North Korean cybercriminals are using a trio of malware—FastFire, FastViewer, and FastSpy—against South Koreans. The Android malware set is capable of compromising almost all phone functions, ranging from hijacking communication channels to taking over the camera. In other news, researchers warned about a critical GitHub vulnerability exploiting which, an attacker can infect all applications and other code relying on the targeted GitHub repository. The hack is possible if a hacker applies the repojacking technique.
What more? Researchers found cyber adversaries posing as the Hungarian government to distribute Warzone RAT. The trick involves informing unsuspecting users about the arrival of new credentials pertaining to a government portal.
Top Breaches Reported in the Last 24 Hours
Medlab Pathology blurts out sensitive data
Australian Clinical Labs-owned Medlab Pathology exposed the health records and credit card information of nearly 223,000 patients and staff in a ransomware incident. The impacted Medlab server was taken offline to contain the attack. ACL said there was no evidence of misuse of any of the affected data, neither it came across any ransom demand.
Top Malware Reported in the Last 24 Hours
Malware campaign targeting South Korea
North Korean cyberespionage group Kimsuky was seen using three different malware to infect Android users in South Korea.
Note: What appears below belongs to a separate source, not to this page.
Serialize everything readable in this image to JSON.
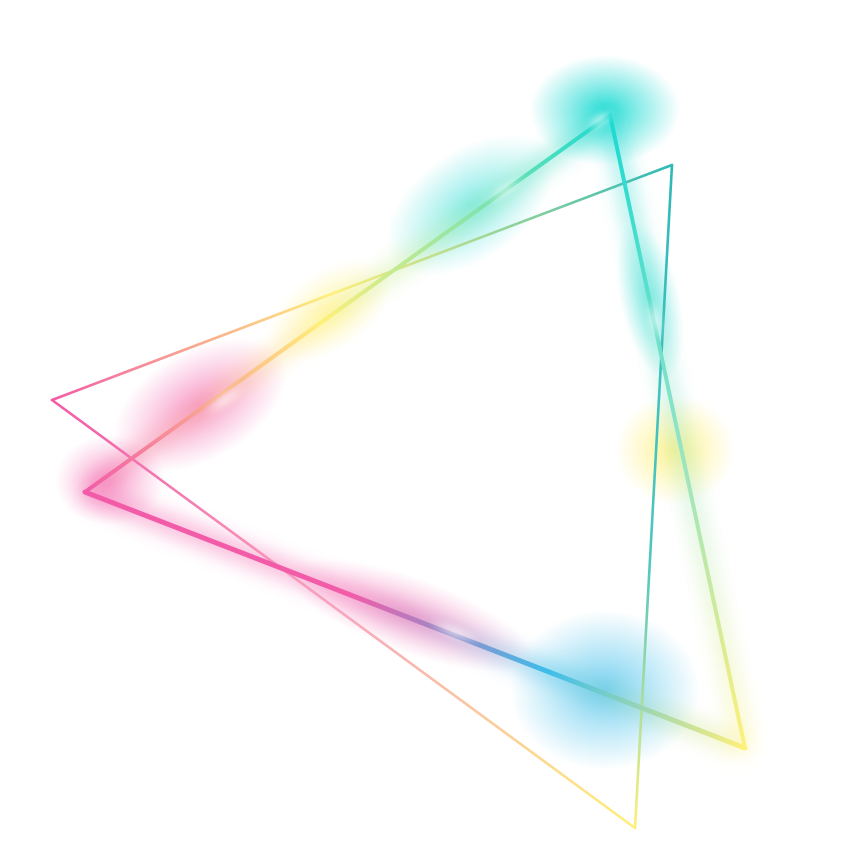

The malware strains were identified as FastFire, FastViewer, and FastSpy. FastFire disguises itself as a Google security plug-in, FastViewer malware pretends to be Hancom Office Viewer, and FastSpy is downloaded via FastViewer, which attempts to seize control, intercept communications, and harvest other sensitive data.
New bypass behavior detection in Qakbot
Researchers at ASEC found a campaign by the Qakbot malware operators targeting Korean users. Hackers load the malware in ISO files but have now added a twist in bypass behavior detection methods. In one scenario, they hijacked an existing email thread and replied to it with a malicious file in the attachment.
Warzone RAT comes in ZIP
A phishing email impersonating the Hungarian government was discovered dropping Warzone RAT on Windows systems. Threat actors lure users into opening an attachment by telling them that their credentials have changed and the new ones have arrived in the attachment. The attached ZIP executable extracts the Warzone RAT and loads it into the memory.
Top Vulnerabilities Reported in the Last 24 Hours
High-severity GitHub flaw
Checkmarx uncovered a sensitive GitHub flaw that could let an unauthenticated user seize a GitHub repository and potentially infect all applications with malicious code by pulling off supply chain attacks. Attackers are reportedly using Repo Jacking, a technique to penetrate a GitHub repository by exploiting a “hidden” logical flaw in the architecture that makes renamed users susceptible to attacks.
Unfixed bugs in Windows
Two bugs in different Windows versions have been allowing cybercriminals to slip malicious documents past Microsoft's Mark of the Web (MotW) security feature. The researcher, who discovered the issues, stated that Microsoft has not released any fixes or any workaround for organizations to protect their users. The MotW feature offers protection to users against files from unsolicited sources on the internet.
Top Scams Reported in the Last 24 Hours
Fake LinkedIn email targets travel firm
Scammers are sending phishing emails purportedly originating from LinkedIn with the subject line "We noticed some unusual activity." The cyberattack is directed at a travel organization. As observed, hackers attempt to extract the social media credentials of the users from the targeted organization. It is to be noted that the phishing email cheated Google's email security controls after bypassing email authentication checks via SFP and DMARC.